Margaret quite clearly feels drawn to him and her responses to Helen’s taunts about marrying him show that she’d consider it. After the close friendship with his late wife, who we’ve just seen buried, this does seem rather opportunistic. Talk about jumping into somebody’s grave…

There’s more than enough to keep me watching – in fact I’d watch just to find out more about Bast’s back story and how he has ended up in a relationship and job that are destroying him. Will he find the company he needs so he can share his love of the arts, or will he continue to sit on his own at music concerts and read books by his fireside, keeping his thoughts to himself? Better still, will the Schlegel sisters give him some authentic conversation as an equal, rather than continuing their constant dissection of people, as Helen describes it – just another way to say ‘gossiping’?

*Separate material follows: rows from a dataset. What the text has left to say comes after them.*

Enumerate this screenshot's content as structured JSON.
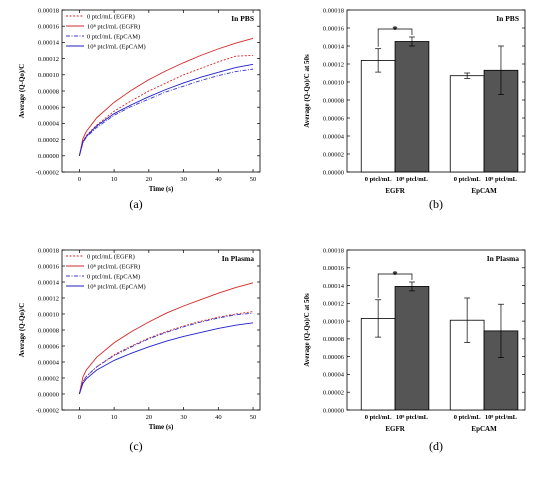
{
  "chart_data": [
    {
      "id": "a",
      "type": "line",
      "panel_label": "(a)",
      "condition": "In PBS",
      "xlabel": "Time (s)",
      "ylabel": "Average (Q-Qo)/C",
      "xlim": [
        -5,
        52
      ],
      "ylim": [
        -2e-05,
        0.00018
      ],
      "xticks": [
        0,
        10,
        20,
        30,
        40,
        50
      ],
      "yticks": [
        -2e-05,
        0,
        2e-05,
        4e-05,
        6e-05,
        8e-05,
        0.0001,
        0.00012,
        0.00014,
        0.00016,
        0.00018
      ],
      "ytick_labels": [
        "-0.00002",
        "0.00000",
        "0.00002",
        "0.00004",
        "0.00006",
        "0.00008",
        "0.00010",
        "0.00012",
        "0.00014",
        "0.00016",
        "0.00018"
      ],
      "legend_position": "top-left",
      "series": [
        {
          "name": "0 ptcl/mL (EGFR)",
          "color": "#d62728",
          "dash": "dotted",
          "x": [
            0,
            1,
            2,
            5,
            10,
            15,
            20,
            25,
            30,
            35,
            40,
            45,
            50
          ],
          "y": [
            0,
            1.8e-05,
            2.5e-05,
            3.8e-05,
            5.5e-05,
            6.8e-05,
            8e-05,
            9e-05,
            0.0001,
            0.000108,
            0.000116,
            0.000123,
            0.000124
          ]
        },
        {
          "name": "10⁸ ptcl/mL (EGFR)",
          "color": "#d62728",
          "dash": "solid",
          "x": [
            0,
            1,
            2,
            5,
            10,
            15,
            20,
            25,
            30,
            35,
            40,
            45,
            50
          ],
          "y": [
            0,
            2.1e-05,
            3e-05,
            4.7e-05,
            6.6e-05,
            8.1e-05,
            9.4e-05,
            0.000105,
            0.000115,
            0.000124,
            0.000132,
            0.000139,
            0.000145
          ]
        },
        {
          "name": "0 ptcl/mL (EpCAM)",
          "color": "#3a3ad0",
          "dash": "dashdot",
          "x": [
            0,
            1,
            2,
            5,
            10,
            15,
            20,
            25,
            30,
            35,
            40,
            45,
            50
          ],
          "y": [
            0,
            1.6e-05,
            2.3e-05,
            3.5e-05,
            5e-05,
            6.1e-05,
            7e-05,
            7.9e-05,
            8.6e-05,
            9.3e-05,
            9.9e-05,
            0.000104,
            0.000107
          ]
        },
        {
          "name": "10⁸ ptcl/mL (EpCAM)",
          "color": "#1f1fcf",
          "dash": "solid",
          "x": [
            0,
            1,
            2,
            5,
            10,
            15,
            20,
            25,
            30,
            35,
            40,
            45,
            50
          ],
          "y": [
            0,
            1.7e-05,
            2.4e-05,
            3.7e-05,
            5.2e-05,
            6.3e-05,
            7.3e-05,
            8.2e-05,
            9e-05,
            9.7e-05,
            0.000103,
            0.000109,
            0.000113
          ]
        }
      ]
    },
    {
      "id": "b",
      "type": "bar",
      "panel_label": "(b)",
      "condition": "In PBS",
      "ylabel": "Average (Q-Qo)/C at 50s",
      "ylim": [
        0,
        0.00018
      ],
      "yticks": [
        0,
        2e-05,
        4e-05,
        6e-05,
        8e-05,
        0.0001,
        0.00012,
        0.00014,
        0.00016,
        0.00018
      ],
      "ytick_labels": [
        "0.00000",
        "0.00002",
        "0.00004",
        "0.00006",
        "0.00008",
        "0.00010",
        "0.00012",
        "0.00014",
        "0.00016",
        "0.00018"
      ],
      "groups": [
        "EGFR",
        "EpCAM"
      ],
      "categories": [
        "0 ptcl/mL",
        "10⁸ ptcl/mL"
      ],
      "series": [
        {
          "fill": "#ffffff",
          "values": [
            0.000124,
            0.000107
          ],
          "errors": [
            1.3e-05,
            3e-06
          ]
        },
        {
          "fill": "#555555",
          "values": [
            0.000145,
            0.000113
          ],
          "errors": [
            5e-06,
            2.7e-05
          ]
        }
      ],
      "significance": {
        "group": 0,
        "label": "*"
      }
    },
    {
      "id": "c",
      "type": "line",
      "panel_label": "(c)",
      "condition": "In Plasma",
      "xlabel": "Time (s)",
      "ylabel": "Average (Q-Qo)/C",
      "xlim": [
        -5,
        52
      ],
      "ylim": [
        -2e-05,
        0.00018
      ],
      "xticks": [
        0,
        10,
        20,
        30,
        40,
        50
      ],
      "yticks": [
        -2e-05,
        0,
        2e-05,
        4e-05,
        6e-05,
        8e-05,
        0.0001,
        0.00012,
        0.00014,
        0.00016,
        0.00018
      ],
      "ytick_labels": [
        "-0.00002",
        "0.00000",
        "0.00002",
        "0.00004",
        "0.00006",
        "0.00008",
        "0.00010",
        "0.00012",
        "0.00014",
        "0.00016",
        "0.00018"
      ],
      "legend_position": "top-left",
      "series": [
        {
          "name": "0 ptcl/mL (EGFR)",
          "color": "#d62728",
          "dash": "dotted",
          "x": [
            0,
            1,
            2,
            5,
            10,
            15,
            20,
            25,
            30,
            35,
            40,
            45,
            50
          ],
          "y": [
            0,
            1.5e-05,
            2.2e-05,
            3.4e-05,
            4.9e-05,
            6e-05,
            7e-05,
            7.8e-05,
            8.5e-05,
            9.1e-05,
            9.6e-05,
            0.0001,
            0.000103
          ]
        },
        {
          "name": "10⁸ ptcl/mL (EGFR)",
          "color": "#d62728",
          "dash": "solid",
          "x": [
            0,
            1,
            2,
            5,
            10,
            15,
            20,
            25,
            30,
            35,
            40,
            45,
            50
          ],
          "y": [
            0,
            2.1e-05,
            3e-05,
            4.6e-05,
            6.4e-05,
            7.8e-05,
            9e-05,
            0.000101,
            0.00011,
            0.000118,
            0.000126,
            0.000133,
            0.000139
          ]
        },
        {
          "name": "0 ptcl/mL (EpCAM)",
          "color": "#3a3ad0",
          "dash": "dashdot",
          "x": [
            0,
            1,
            2,
            5,
            10,
            15,
            20,
            25,
            30,
            35,
            40,
            45,
            50
          ],
          "y": [
            0,
            1.5e-05,
            2.2e-05,
            3.4e-05,
            4.8e-05,
            5.9e-05,
            6.9e-05,
            7.7e-05,
            8.4e-05,
            9e-05,
            9.5e-05,
            9.9e-05,
            0.000101
          ]
        },
        {
          "name": "10⁸ ptcl/mL (EpCAM)",
          "color": "#1f1fcf",
          "dash": "solid",
          "x": [
            0,
            1,
            2,
            5,
            10,
            15,
            20,
            25,
            30,
            35,
            40,
            45,
            50
          ],
          "y": [
            0,
            1.3e-05,
            1.9e-05,
            3e-05,
            4.2e-05,
            5.1e-05,
            5.9e-05,
            6.6e-05,
            7.2e-05,
            7.7e-05,
            8.2e-05,
            8.6e-05,
            8.9e-05
          ]
        }
      ]
    },
    {
      "id": "d",
      "type": "bar",
      "panel_label": "(d)",
      "condition": "In Plasma",
      "ylabel": "Average (Q-Qo)/C at 50s",
      "ylim": [
        0,
        0.00018
      ],
      "yticks": [
        0,
        2e-05,
        4e-05,
        6e-05,
        8e-05,
        0.0001,
        0.00012,
        0.00014,
        0.00016,
        0.00018
      ],
      "ytick_labels": [
        "0.00000",
        "0.00002",
        "0.00004",
        "0.00006",
        "0.00008",
        "0.00010",
        "0.00012",
        "0.00014",
        "0.00016",
        "0.00018"
      ],
      "groups": [
        "EGFR",
        "EpCAM"
      ],
      "categories": [
        "0 ptcl/mL",
        "10⁸ ptcl/mL"
      ],
      "series": [
        {
          "fill": "#ffffff",
          "values": [
            0.000103,
            0.000101
          ],
          "errors": [
            2.1e-05,
            2.5e-05
          ]
        },
        {
          "fill": "#555555",
          "values": [
            0.000139,
            8.9e-05
          ],
          "errors": [
            5e-06,
            3e-05
          ]
        }
      ],
      "significance": {
        "group": 0,
        "label": "*"
      }
    }
  ]
}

If, unlike me, you’ve read the novel you’ll know this answers to my questions and far more, but the TV series will follow its own track. The selection of scenes to condense it into screenplay makes that inevitable. I believe the Schlegel sisters will become more self-aware and will start mixing empathy with philanthropy. HG Wells often wrote about the Schlegel sisters kind of philanthropist – the type who helped the poor by doing what they felt was best for them without giving them the choice. How he hated them. I haven’t read the novel and don’t know if it stirs up such strong reactions in readers, but the television series certainly does.